Hi all,
currently one can request grouped statistics for a single statistics only when using the aggregate() function. The type is passed through the 3rd paramter funcname (of type string). Here an example computing the mean:
set verbose off
open data4-10 -q
# series/list mode
list L = ENROLL CATHOL
matrix m = aggregate(L, REGION, mean)
print m
A useful feature is if the third parameter funcname could be a string array allowing the user to request multiple statistics (each must return a scalar value for each distinct group).
Currently, this is quite cumbersome to do:
set verbose off
open data4-10 -q
# series/list mode
list L = ENROLL CATHOL
list groupby = REGION
matrix avg = aggregate(L, groupby, mean)
matrix std = aggregate(L, groupby, sd) # make sure you group by the same variables
matrix combine = avg ~ std[,2+nelem(groupby):]
# labels not unique; adding the name of the statistics requested in brackets would be useful
strings column_labels = cnameget(avg) + cnameget(std)[2+nelem(groupby):]
cnameset(combine, column_labels)
print combine
Here a pseudo-example using series as data input:
list L = ENROLL CATHOL
strings stats = defarray("mean", "median", "sd")
matrix m = aggregate(L, REGION, stats)
print m
Best
Artur
Well, I find aggregate() already quite complex.
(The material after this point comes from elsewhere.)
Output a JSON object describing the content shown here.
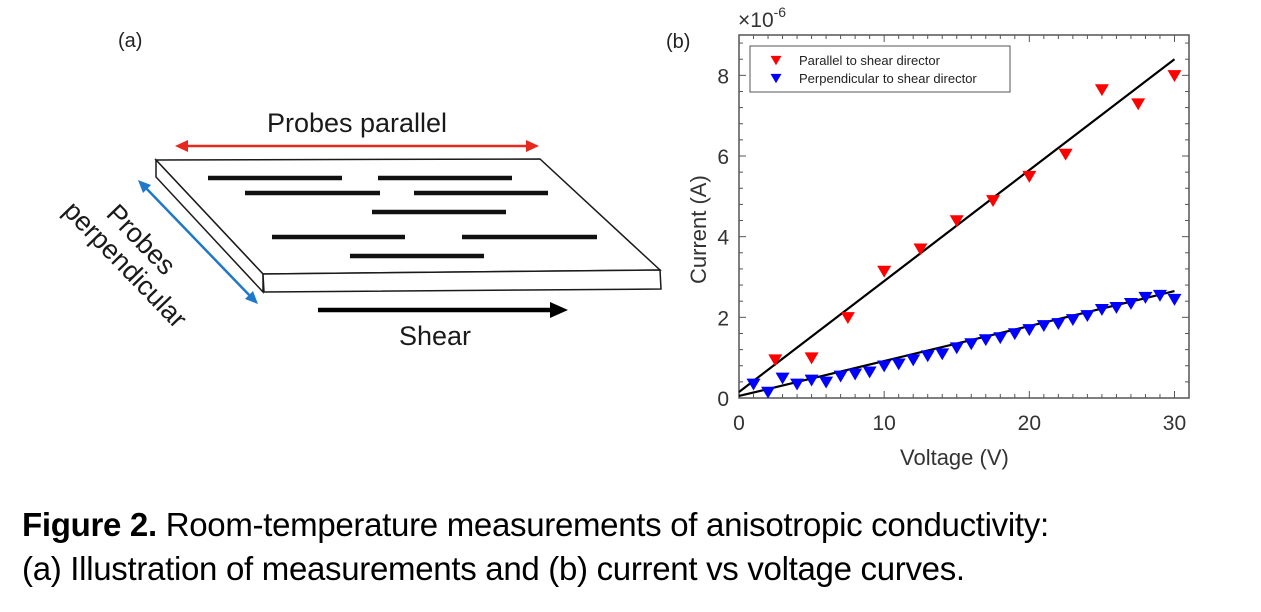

In the list case, for example, one would then need a convention about the ordering of the result columns, would it be by series/variable or by aggregation method?
I can see a potential argument relating to a speed gain, because the grouping doesn't have to be done again and again. So the question IMO is, is the complexity worth the gain? Is speed actually an issue?
I agree with Sven: aggregate is complex enough already.
Allow me to close this - sorry, Artur, but it seems others are not enthusiastic about squeezing more stuff into aggregate().